I have just returned from West Africa, and am only now catching up with the news. Secretary of Defense Donald Rumsfeld wants to pursue more aggressive covert actions against al Qaeda. Richard Perle, the chairman of the Defense Policy Board, wants a change of regime in Saudi Arabia. At the same time, the hawks on Dick Cheney’s staff and elsewhere can hardly wait to attack Iraq. Call me timid, if you must, but these guys make me nervous.
I know, of course, that al Qaeda must be stopped, and that the Saudis are corrupt and despotic. I also know that Saddam Hussein is a monster, and that force may be needed to overthrow him. But I know too that overseas interventions can bring about unintended consequences. Drop a bomb in Baghdad, and the blast will reverberate in Cairo and Istanbul and God knows where else.
But our hawks, it seems, will not be deterred. Speaking softly and carrying a big stick just isn’t their style, and in print and on television they keep calling for action. Meanwhile their bellicosity appears to be roughly proportionate to the years in the 1960s they spent in graduate school and not in Vietnam.
Thus we must take out Iraq, either alone or with allies. We may need 250,000 troops to do the job; then again only 80,000 might do. Most likely, though, we will need only air power and Special Forces. Apparently the Republican Guard will crumble and there will be no house-to-house fighting. Indeed, at the first sign of war Iraqis will take to the streets to denounce Saddam. And if, just possibly, he should use chemical and biological weapons, perhaps out of sheer spite, we can worry about it later.
So I exaggerate, but not by much.
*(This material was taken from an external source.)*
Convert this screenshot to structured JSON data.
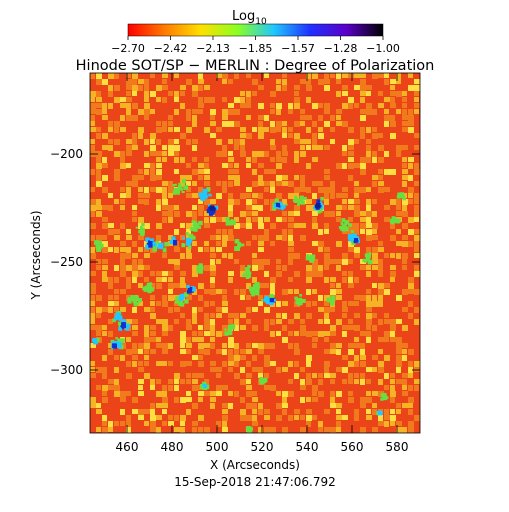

The half dozen or so — it depends on how you count — Iraqi opposition groups that met in Washington over the weekend with their consultants, flacks, and advisers suggested a scenario very much like that. They also said they had reconciled their differences and would work to make Iraq a democratic pluralistic society. Many of our hawks insist they believe them.
Nonetheless I must admit that I’ve never been in the Middle East and so I really don’t know much about it. But as I said, I’ve just returned from West Africa, and I do know something about what things are like there. And what strikes me, as it also has when I’ve come back from other trips before, is that the West Africa I know does not have much to do with the West Africa of think tanks, foundations, and supposed foreign policy experts. They invent instead a West Africa for their own purposes. Something similar, I suspect, is going on now with our professional hawks, and if that doesn’t make you nervous it should.